The Apartment also called “Cells” holds all the basic amenities required for people living in the city. It consists of a bed, cupboards, desk, and a bathroom. The apartments gave out a dystopian vibe, due to the lack of space and a more machine-like structure. The idea behind creating these cells was to create a living that was futuristic, practical, and most importantly, flexible.

Yamanashi Press and Radio Centre

2. Yamanashi Press and Radio Centre, Kofu

Designed by architect Kenzo Tange, this mega Lego-like structure, Yamanashi Press and Radio Centre was intended to be a media factory. The building accommodates a newspaper printing press, a radio station, and a television studio. The structure is supported on 16 permanent columns into which the slabs are inserted. These slabs can be slotted or taken out as per the requirements of the users. This futuristic structure was completed in 1966, today the building is known as Yamanashi cultural hall.
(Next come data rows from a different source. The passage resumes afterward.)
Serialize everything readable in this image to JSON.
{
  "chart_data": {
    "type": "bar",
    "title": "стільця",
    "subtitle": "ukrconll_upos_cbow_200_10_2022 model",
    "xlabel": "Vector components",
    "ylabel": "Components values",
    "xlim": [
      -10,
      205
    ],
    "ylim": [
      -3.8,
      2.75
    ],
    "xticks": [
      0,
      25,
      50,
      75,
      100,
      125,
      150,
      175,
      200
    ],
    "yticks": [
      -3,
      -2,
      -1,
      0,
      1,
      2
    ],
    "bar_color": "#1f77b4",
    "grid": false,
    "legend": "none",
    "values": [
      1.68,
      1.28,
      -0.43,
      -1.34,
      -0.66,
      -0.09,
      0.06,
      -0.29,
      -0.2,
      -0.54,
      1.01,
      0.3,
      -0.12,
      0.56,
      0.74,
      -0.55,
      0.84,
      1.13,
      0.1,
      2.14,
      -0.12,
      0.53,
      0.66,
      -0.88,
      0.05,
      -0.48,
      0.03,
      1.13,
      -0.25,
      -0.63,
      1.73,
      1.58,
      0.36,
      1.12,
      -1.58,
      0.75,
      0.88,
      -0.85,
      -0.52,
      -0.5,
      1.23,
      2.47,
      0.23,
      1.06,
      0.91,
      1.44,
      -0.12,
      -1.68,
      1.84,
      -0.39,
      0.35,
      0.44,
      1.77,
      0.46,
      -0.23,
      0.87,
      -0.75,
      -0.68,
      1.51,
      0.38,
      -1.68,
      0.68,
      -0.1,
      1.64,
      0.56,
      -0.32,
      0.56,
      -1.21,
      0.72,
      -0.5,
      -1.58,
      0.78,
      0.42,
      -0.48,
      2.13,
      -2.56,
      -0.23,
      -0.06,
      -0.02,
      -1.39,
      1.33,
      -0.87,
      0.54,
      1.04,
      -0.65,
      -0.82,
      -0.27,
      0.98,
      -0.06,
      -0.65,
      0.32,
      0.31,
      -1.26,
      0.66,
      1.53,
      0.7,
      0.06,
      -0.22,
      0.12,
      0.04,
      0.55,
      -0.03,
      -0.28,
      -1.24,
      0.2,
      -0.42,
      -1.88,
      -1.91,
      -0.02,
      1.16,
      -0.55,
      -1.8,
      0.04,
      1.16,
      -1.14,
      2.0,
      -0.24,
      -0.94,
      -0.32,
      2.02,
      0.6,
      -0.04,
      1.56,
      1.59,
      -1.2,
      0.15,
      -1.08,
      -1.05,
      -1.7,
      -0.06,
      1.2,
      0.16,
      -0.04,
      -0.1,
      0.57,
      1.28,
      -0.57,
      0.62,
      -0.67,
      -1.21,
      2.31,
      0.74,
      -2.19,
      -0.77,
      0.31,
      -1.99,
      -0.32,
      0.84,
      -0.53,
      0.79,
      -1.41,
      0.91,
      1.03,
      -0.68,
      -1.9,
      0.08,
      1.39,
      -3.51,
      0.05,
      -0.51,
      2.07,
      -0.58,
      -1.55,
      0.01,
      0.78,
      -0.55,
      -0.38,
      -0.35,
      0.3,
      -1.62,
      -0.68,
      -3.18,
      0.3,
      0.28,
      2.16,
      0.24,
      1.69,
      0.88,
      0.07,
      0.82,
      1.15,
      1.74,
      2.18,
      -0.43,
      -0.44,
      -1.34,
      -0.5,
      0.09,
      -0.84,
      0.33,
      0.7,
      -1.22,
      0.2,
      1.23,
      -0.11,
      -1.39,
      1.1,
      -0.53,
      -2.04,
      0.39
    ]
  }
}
metabolism movement in architecture influenced sevral other buildings. However, they could not sync with all the aspects of the same. Buildings such as “Habitat 67”, and the pavilions that evoked cells and genetic material by Kikutake and Kurokawa showed extraordinary use of the characteristics of metabolism. Though this movement could not flourish worldwide, However, it did inspire a lot of architects and designers in creating better futuristic sustainable strategies for a better tomorrow!